II. The Project Walking Through Europe​ Studying Art was dedicated to two beneficiaries: Teachers​ and ​Students​.

Regarding the ​Teachers​, this Project provided CLIL-Methodology Training to teachers of primary and lower secondary schools. There were three main goals in this Project.

Project Objective 1: Raising teachers’ awareness of the importance of Language-Learning in the context of Content-Instruction. If we want our learners to ​think correct thoughts and ​formulate accurate understandings, we must provide them ​ “​the language to think with”. However “academic language is nobody’s mother tongue” (Bourdieu & Passeron, 1977)​ ​. It is therefore necessary to explicitly teach academic discourse, the discipline-specific way of using language to talk about discipline-specific concepts. This is the case even if we are teaching young children since they need age-appropriate academic language to understand content in age-appropriate but academically correct ways. Although we should also explicitly teach age-appropriate academic language in the mother tongue, when we are using a foreign language for instruction we automatically realize that students do not have the linguistic resources to comprehend and produce age-appropriate academic discourse regarding content they are learning about. Using a foreign language therefore makes us explicitly aware of the need to “​attend to language ​ learning during content instruction”. _


Project Objective 2: Helping teachers become aware that academic discourse cannot be assimilated through passive receptive osmosis but must be made explicit by using tasks that show students how this language “looks” and tasks that prompt students to produce this language through writing and speaking.

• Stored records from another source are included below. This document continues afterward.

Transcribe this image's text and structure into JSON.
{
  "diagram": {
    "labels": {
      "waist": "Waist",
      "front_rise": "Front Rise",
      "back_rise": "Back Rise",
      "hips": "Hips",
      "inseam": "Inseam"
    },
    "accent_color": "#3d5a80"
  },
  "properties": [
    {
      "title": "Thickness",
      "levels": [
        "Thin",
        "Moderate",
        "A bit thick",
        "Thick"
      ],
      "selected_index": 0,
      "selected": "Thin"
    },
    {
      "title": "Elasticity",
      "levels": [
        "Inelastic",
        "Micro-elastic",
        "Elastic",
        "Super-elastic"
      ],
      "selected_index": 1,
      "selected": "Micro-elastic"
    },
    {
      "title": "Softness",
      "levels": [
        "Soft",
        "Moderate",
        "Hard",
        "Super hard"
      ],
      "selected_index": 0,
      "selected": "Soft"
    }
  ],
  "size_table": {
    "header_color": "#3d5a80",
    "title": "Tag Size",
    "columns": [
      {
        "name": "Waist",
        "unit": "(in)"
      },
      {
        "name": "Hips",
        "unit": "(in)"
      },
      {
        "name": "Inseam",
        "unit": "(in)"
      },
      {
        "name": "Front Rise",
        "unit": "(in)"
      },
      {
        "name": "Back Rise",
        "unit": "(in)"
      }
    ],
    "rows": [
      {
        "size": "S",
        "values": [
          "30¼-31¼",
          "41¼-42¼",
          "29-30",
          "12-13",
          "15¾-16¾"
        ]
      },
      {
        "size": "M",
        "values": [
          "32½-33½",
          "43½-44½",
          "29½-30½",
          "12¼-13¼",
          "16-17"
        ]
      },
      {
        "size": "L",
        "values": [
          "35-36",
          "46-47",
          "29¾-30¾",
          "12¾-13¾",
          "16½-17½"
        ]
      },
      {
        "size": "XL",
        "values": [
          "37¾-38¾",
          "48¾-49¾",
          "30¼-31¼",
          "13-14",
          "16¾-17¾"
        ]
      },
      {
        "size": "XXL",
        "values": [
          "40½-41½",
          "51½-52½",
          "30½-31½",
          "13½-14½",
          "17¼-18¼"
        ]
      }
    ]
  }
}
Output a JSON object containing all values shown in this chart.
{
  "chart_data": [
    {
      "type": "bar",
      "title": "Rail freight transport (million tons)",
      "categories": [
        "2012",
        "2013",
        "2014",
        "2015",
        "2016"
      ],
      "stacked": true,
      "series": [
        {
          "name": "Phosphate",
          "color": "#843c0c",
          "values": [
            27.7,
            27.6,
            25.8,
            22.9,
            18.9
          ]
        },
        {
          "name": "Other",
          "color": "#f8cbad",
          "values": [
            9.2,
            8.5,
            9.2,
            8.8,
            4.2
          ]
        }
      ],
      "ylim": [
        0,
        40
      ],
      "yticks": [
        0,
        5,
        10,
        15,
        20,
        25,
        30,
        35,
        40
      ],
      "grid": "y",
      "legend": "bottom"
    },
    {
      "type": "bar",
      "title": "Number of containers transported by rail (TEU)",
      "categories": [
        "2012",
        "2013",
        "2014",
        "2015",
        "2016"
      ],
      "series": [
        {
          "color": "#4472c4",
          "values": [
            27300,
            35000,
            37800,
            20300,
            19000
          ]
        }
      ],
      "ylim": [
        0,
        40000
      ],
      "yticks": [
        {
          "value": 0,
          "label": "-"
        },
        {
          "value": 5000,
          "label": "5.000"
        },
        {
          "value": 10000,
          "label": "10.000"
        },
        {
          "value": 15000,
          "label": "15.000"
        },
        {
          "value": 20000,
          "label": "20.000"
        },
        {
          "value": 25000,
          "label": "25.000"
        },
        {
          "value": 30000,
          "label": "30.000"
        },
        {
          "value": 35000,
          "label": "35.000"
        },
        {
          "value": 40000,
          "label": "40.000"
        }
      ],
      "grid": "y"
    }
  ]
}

There is ample anecdotal evidence to show that simply listening to teachers using this type of discourse to explain content is not enough to guarantee that students will learn this academic language. The need to explicitly see and produce such discourse becomes obvious when the language of instruction is a foreign language for the learners: teachers might speak English well, but the children do not. Therefore CLIL teachers increase opportunities for students to see and produce discipline-specific and age-appropriate academic language so to help students learn about content. Project Objective 3: Helping teachers design and develop CLIL learning materials that utilize age-appropriate academic discourse in ​tasks which students must complete, actively and interactively, so to learn about various concepts regarding Art. The challenge for the teachers was that the English academic language ​ used in the tasks had to be rendered ​comprehensible to learners whose English competence was not high, at the Common European Framework Reference, ​CEFR Level A1/A2.